Ja, sagt Ludwig, genau dann gehe das besonders gut. "Dafür ist frühkindliche Bindung ja so essenziell. Wenn ich durch die Welt gehe und habe einen Hafen, dann traue ich mich das." Wer gute Bindungserfahrungen erlebt habe, entwickle ein starkes Selbstwertgefühl und könne auch später im Job erfolgreicher sein. Der Job der Eltern spielt übrigens ebenfalls eine Rolle. Oder vielmehr die damit verbundene außerfamiliäre Betreuung. „Kinder brauchen keine Kita.
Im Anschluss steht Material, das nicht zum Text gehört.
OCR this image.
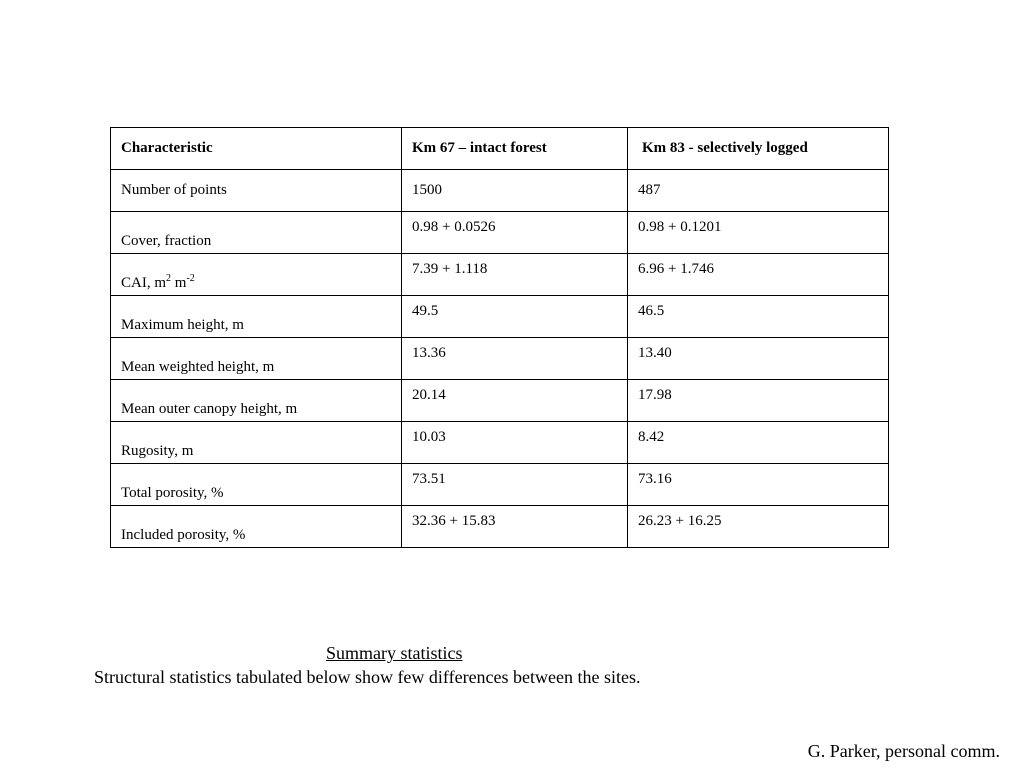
Characteristic	Km 67 – intact forest	Km 83 - selectively logged
Number of points	1500	487
Cover, fraction	0.98 + 0.0526	0.98 + 0.1201
CAI, $m^2$ $m^{-2}$	7.39 + 1.118	6.96 + 1.746
Maximum height, m	49.5	46.5
Mean weighted height, m	13.36	13.40
Mean outer canopy height, m	20.14	17.98
Rugosity, m	10.03	8.42
Total porosity, %	73.51	73.16
Included porosity, %	32.36 + 15.83	26.23 + 16.25
Summary statistics
Structural statistics tabulated below show few differences between the sites.
G. Parker, personal comm.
Aber wir“, sagt Ludwig.

Kita bedeutet Arbeit für Kinder

„Und bei der bedürfnisorientierten Erziehung geht es ja auch um unsere Bedürfnisse als Eltern.“ Ludwig hat ihren Weg mit ihren Töchtern gefunden, hat sie mit 15 Monaten, „mit der nötigen Hirnreife“, in eine Kita gegeben und sich mit der Eingewöhnung viel Zeit gelassen. „Egal, wann ein Kind in die Kita geht, wir sollten uns klarmachen, dass es Arbeit für unser Kind ist und die Kinder dort viel kooperieren müssen. Deshalb sind die Kinder manchmal auch so anstrengend nach dem Abholen oder nörgelig.“ Übrigens ein gutes Zeichen, „denn da zeigen uns die Kinder ‚bei dir darf ich sein:‘ Die Welt ist vielleicht kein Ponyhof, aber zu Hause sollte der Ponyhof sein.“

Doch wie Idylle, Ruhe und Zugewandtheit ausstrahlen und für das Kind herstellen, wenn einem ein anstrengender Arbeitstag in den Gliedern sitzt, wenn man selbst erschöpft ist am Nachmittag? Wo bleibt das Bedürfnis der Mutter, der Eltern dann? „Eigentlich haben wir 2,5 Jobs, gerade mit kleinen Kindern. Es ist zu viel. Man muss lernen abzugeben. Sich Hilfe holen und diese annehmen.“ Mütter seien noch immer die, die alles meinen organisieren zu müssen. „Wir müssen lernen zu sagen, dass man nicht mehr kann.“

Ludwig nimmt sich regelmäßig „frei von Familie“

Ludwig selbst hat sich stets einmal im Monat ein Wochenende „frei von der Familie“ genommen. War dann feiern und schnackte mit Freundinnen. „Danach hatte ich dann immer wieder Kraft für den ganzen Monat“, sagt sie. Kraft fürs Familienbett, Vorlesen und nah neben den Kindern schlafen. „Aber bitte das Kind nur ins eigene Bett holen, wenn man es möchte. Wenn nicht, dann nicht. Denn sonst sende ich die Botschaft: ‚Ich gehe über meine Grenze, übergehe meine Bedürfnisse für andere.‘“ Und das sei gerade nicht bedürfnisorientiert.